Am Donnerstag reisten US-Außenminister Antony Blinken und Verteidigungsminister Lloyd Austin in die Ukraine. Sie versprachen, Russland bis zum letzten ukrainischen Soldaten zu bekämpfen und bejubelten eine Offensive, vor der die US-Streitkräfte im Stillen warnen, sie werde zu „massiven Verlusten“ führen.

„Mehr als sechs Monate nach Beginn des Krieges“, prahlte Blinken, „ist Ihre Gegenoffensive jetzt im Gange und erweist sich als wirksam.“

Blinken bezog sich auf eine von den USA initiierte Offensive zur Rückeroberung von Teilen der von Russland besetzten Gebiete, die bereits zu einem entsetzlichen Blutbad geführt hat. Die ukrainischen Streitkräfte haben erklärt, dass jeden Tag Hunderte von Russen getötet werden, während der russische Militärsprecher Igor Konaschenkow sagte: „Während zweier Tage erfolgloser Angriffe auf Nikolaevo-Krivoy Rog und in andere Richtungen haben die ukrainischen […] mehr als 1.700 ukrainische Soldaten verloren.“

Ukrainische Soldaten laden die Leichen russischer Soldaten in einen Eisenbahn-Kühlwagen in Kiew, Ukraine, Freitag, 13. Mai 2022. (AP Photo/Efrem Lukatsky, File) [AP Photo/Efrem Lukatsky]

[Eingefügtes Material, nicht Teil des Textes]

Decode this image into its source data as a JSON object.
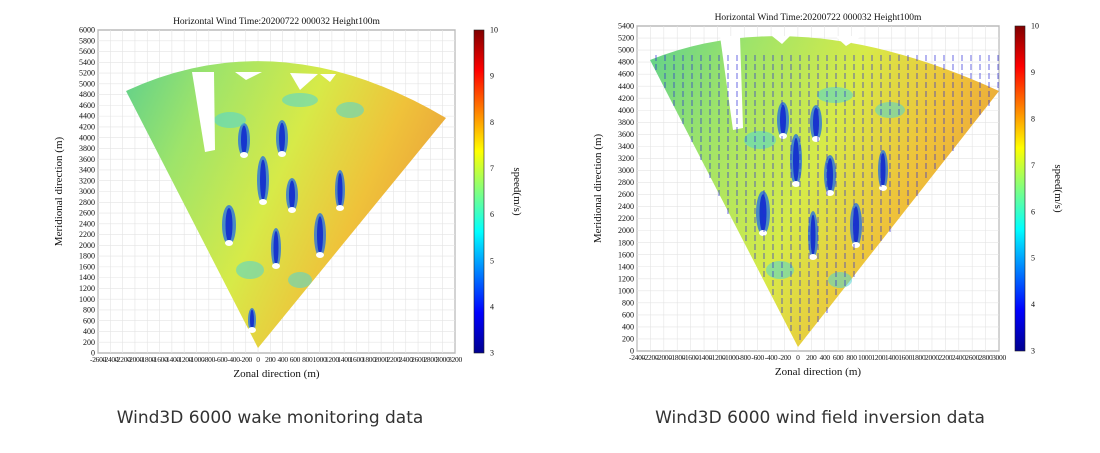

Ein anonymer Amerikaner, der als Teil der paramilitärischen „Mozart-Gruppe“ die Kriegsanstrengungen in der Ukraine vor Ort koordiniert, erklärte gegenüber Newsweek, dass die geplante Offensive der Ukraine „sehr blutig“ sein werde.

„Es gibt viele Tote, da spielt es keine Rolle, wie gut man ausgebildet ist“, sagte er. „Egal, wie gut Ihre Leute und Ihre Truppen vorbereitet sind, niemand ist jemals auf die große Zahl von Opfern vorbereitet.“

Schon vor dieser Offensive war der Krieg in der Ukraine eine Katastrophe für die Bevölkerung sowohl in der Ukraine als auch in Russland. Über 9.000 ukrainische Soldaten und 25.000 russische Soldaten sind nach Angaben ukrainischer Behörden getötet worden. Andere Schätzungen gehen von weit höheren Zahlen aus. Nach Angaben der Vereinten Nationen wurden rund 6,6 Millionen Menschen vertrieben und über 5.500 ukrainische Zivilisten getötet.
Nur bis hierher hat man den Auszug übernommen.